Viruses or Trojan horse programs could also be stored on USB sticks inserted into a computer. This is a serious threat on commodity operating systems like Windows because programs from USB storage are automatically executed when the device is connected, and even if automatic execution of programs from USB storage is disabled, users can manually start malware-infected programs from USB sticks.
Because only data from a storage container belonging to the same TVD as a particular compartment will be connected to that compartment by the security kernel, we can prevent malware from accessing the TVD via USB sticks. The data in the compartment of the TVD is encrypted and decrypted transparently, and it cannot be viewed from outside the TVD. External storage, such as a USB disk, is treated as a passive storage device by the security kernel. There will be no automated execution of programs from it, neither in the security kernel nor in any TVD.
Malware installed on USB sticks in one TVD compartment cannot be stopped from being read or executed in another TVD compartment (which might be on a different computer system). The TVD architecture only separates and protects the TVD from external threats, not from dangerous software already installed on the system.

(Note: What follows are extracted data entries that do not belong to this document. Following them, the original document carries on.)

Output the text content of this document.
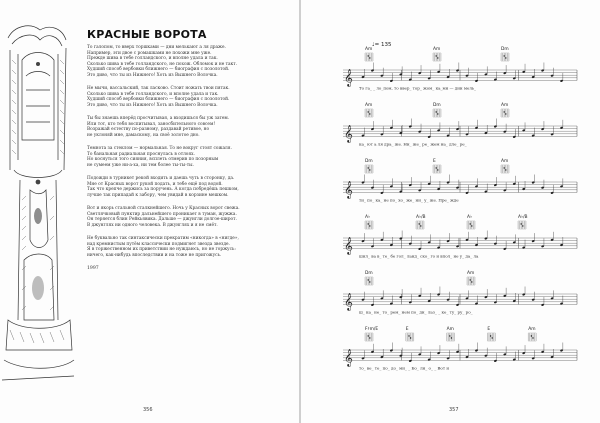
КРАСНЫЕ ВОРОТА
То галопом, то вверх торшками — дни мелькают а ля драже.
Например, эти двое с ромашками не похожи мне уже.
Прежде шива в тебе голландского, и вполне удала и так.
Сколько шива в тебе голландского, не похож. Обломок и не такт.
Худший способ вербовки ближнего — биография с позолотой.
Это диво, что ты из Нижнего! Хоть из Вышнего Волочка.
Не мычи, вассальский, так ласково. Стоит ножать твои пятак.
Сколько шива в тебе голландского, и вполне удала и так.
Худший способ вербовки ближнего — биография с позолотой.
Это диво, что ты из Нижнего! Хоть из Вышнего Волочка.
Ты бы знаешь вперёд просчитывая, а входишься бы уж затем.
Или тот, кто тебя воспитывал, заносбительного совсем!
Возражай естеству по-разному, раздавай ретивое, но
не уклоняй мне, дамаскому, на своё золотое дно.
Темнота за стеклом — нормальная. То не вокруг стоят сожаля.
То банальная радиальная проснулась в отлоях.
Но коснуться того сияния, всплеть отмерив по позорным
не сумеем уже ни-а-ха, ни тем более ты-ты-ты.
Подожди в турникет рекой входить и даешь чуть в сторонку, да.
Мне от Красных ворот рукой подать, и тебе ещё под водой.
Так что крепче держись за поручень. А когда побредёшь пешком,
лучше так припадай к забору, чем увидай в корзине мешком.
Вот и якорь стальной сталкнейшего. Ночь у Красных ворот свежа.
Светлячковый пунктир дальнейшего проникает в туман, жужжа.
Он теряется блин Рейкьявика. Дальше — джунгли долгое-широт.
В джунглях ни одного человека. В джунглях и я не смёт.
Не буквально так синтаксически прекратим «никогда» в «нигде»,
над кремнистым путём классически подмигнет звезда звезде.
Я в торжественном их приветствии не нуждаюсь, но не горжусь:
ничего, как-нибудь впоследствии и на тоже не пригожусь.
1997
356
♩= 135
𝄞
Am	Am	Dm
То га_ _ ло_пом, то ввер_ тор_ жом_ ка_ми — дни мель_
𝄞
Am	Dm	Am
ка_ ют а ля дра_ же. Ни_ же_ ре_ жем на_ дле_ ре_
𝄞
Dm	E	Am
ти_ по_ ка_ не по_ хо_ же_ ни_ у_ же. Пре_ жде
𝄞
A♭	A♭/B	A♭	A♭/B
шил_ ва в_ те_ бе гол_ ланд_ ско_ го и впол_ не у_ да_ ла
𝄞
Dm	Am
ш_ ка_ не_ то_ рем_ нем по_ ди_ лаз_ _ ке_ ту_ ру_ ро_
𝄞
F♯m/E	E	Am	E	Am
то_ ве_ те_ по_ до_ ми_ _ Бо_ ли_ о_ _ Вот и
357
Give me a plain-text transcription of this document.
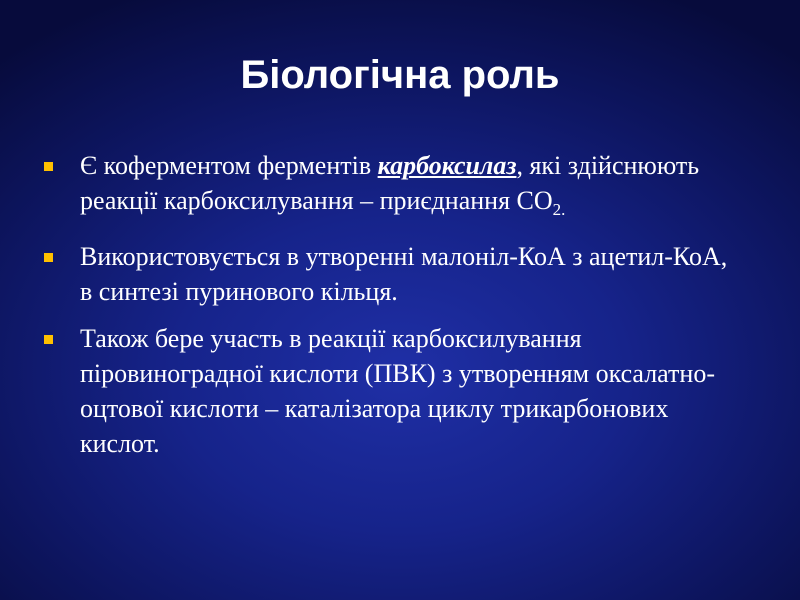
Біологічна роль
Є коферментом ферментів карбоксилаз, які здійснюють реакції карбоксилування – приєднання $СО_{2.}$
Використовується в утворенні малоніл-КоА з ацетил-КоА, в синтезі пуринового кільця.
Також бере участь в реакції карбоксилування піровиноградної кислоти (ПВК) з утворенням оксалатно-оцтової кислоти – каталізатора циклу трикарбонових кислот.
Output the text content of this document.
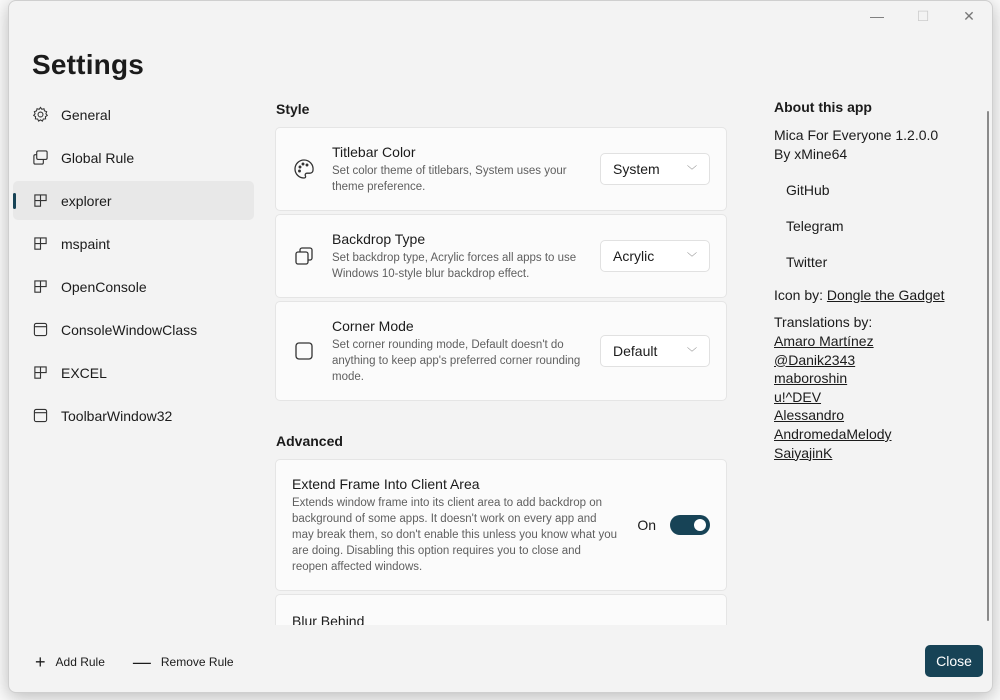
—	☐	✕
Settings
General
Global Rule
explorer
mspaint
OpenConsole
ConsoleWindowClass
EXCEL
ToolbarWindow32
+ Add Rule — Remove Rule
Style
Titlebar Color
Set color theme of titlebars, System uses your theme preference.
System	﹀
Backdrop Type
Set backdrop type, Acrylic forces all apps to use Windows 10-style blur backdrop effect.
Acrylic	﹀
Corner Mode
Set corner rounding mode, Default doesn't do anything to keep app's preferred corner rounding mode.
Default	﹀
Advanced
Extend Frame Into Client Area
Extends window frame into its client area to add backdrop on background of some apps. It doesn't work on every app and may break them, so don't enable this unless you know what you are doing. Disabling this option requires you to close and reopen affected windows.
On
Blur Behind
About this app
Mica For Everyone 1.2.0.0
By xMine64
GitHub
Telegram
Twitter
Icon by: Dongle the Gadget
Translations by:
Amaro Martínez
@Danik2343
maboroshin
u!^DEV
Alessandro
AndromedaMelody
SaiyajinK
Close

The TVD infrastructure, on the other hand, should help to ensure that only secure systems can join the TVD using processes such as platform integrity verification before joining.
5. Results and Discussion
The rapid shift to cloud computing during the corona virus pandemic introduces external storage to the healthcare system, which would lead to evident security risks, and it would be much easier for hackers to gain possession of external devices than to obtain an internal hard disk.
However, due to the transparent encryption presented for all external storage by the TVD infrastructure, hackers who are not part of the TVD cannot access the data saved on the external devices.
With the TVD architecture, we will stop malware from entering the TVD via USB sticks, as a result of solely knowledge from a storage instrumentation happiness to an equivalent TVD as a given compartment are going to be connected to it compartment by the security kernel. Coding and secret writing happens transparently for the compartment of the TVD, and therefore the data cannot be accessed from outside the TVD. For the security kernel, secondary storage similar to a USB disk is simply a passive storage device. No programs will be dead from it automatically, neither within the security kernel, nor in any TVD.
Malware that is stored on USB sticks from inside the TVD cannot be prevented from being read or executed in another compartment of identical TVD (which may be on a different computer system). The TVD infrastructure itself solely isolates and protects the TVD from adversaries from the outside, not from malicious software that is already part of the TVD. However, the TVD infrastructure should help to confirm that solely secure systems would become members of the TVD by mechanisms such as the integrity verification of all platforms before joining.
6. Conclusions
Since cloud hosting was adopted without proper investigation or review due to the Coronavirus crisis, which raised challenges concerning security and privacy aspects that could lead to long-term risks and vulnerabilities in the system, ensuring security and privacy is a major factor in the cloud computing environment.
In this paper, we examined security and privacy issues in E-health systems, and then we proposed a secure e-health infrastructure based on Trusted Virtual Domains (TVDs) to ensure fundamental security and privacy properties.
We discussed the importance of client platform security, which is often overlooked. We demonstrated how privacy domains can be utilized to improve the security of E-health systems beyond (current) network security solutions and into a more comprehensive infrastructure that includes the client.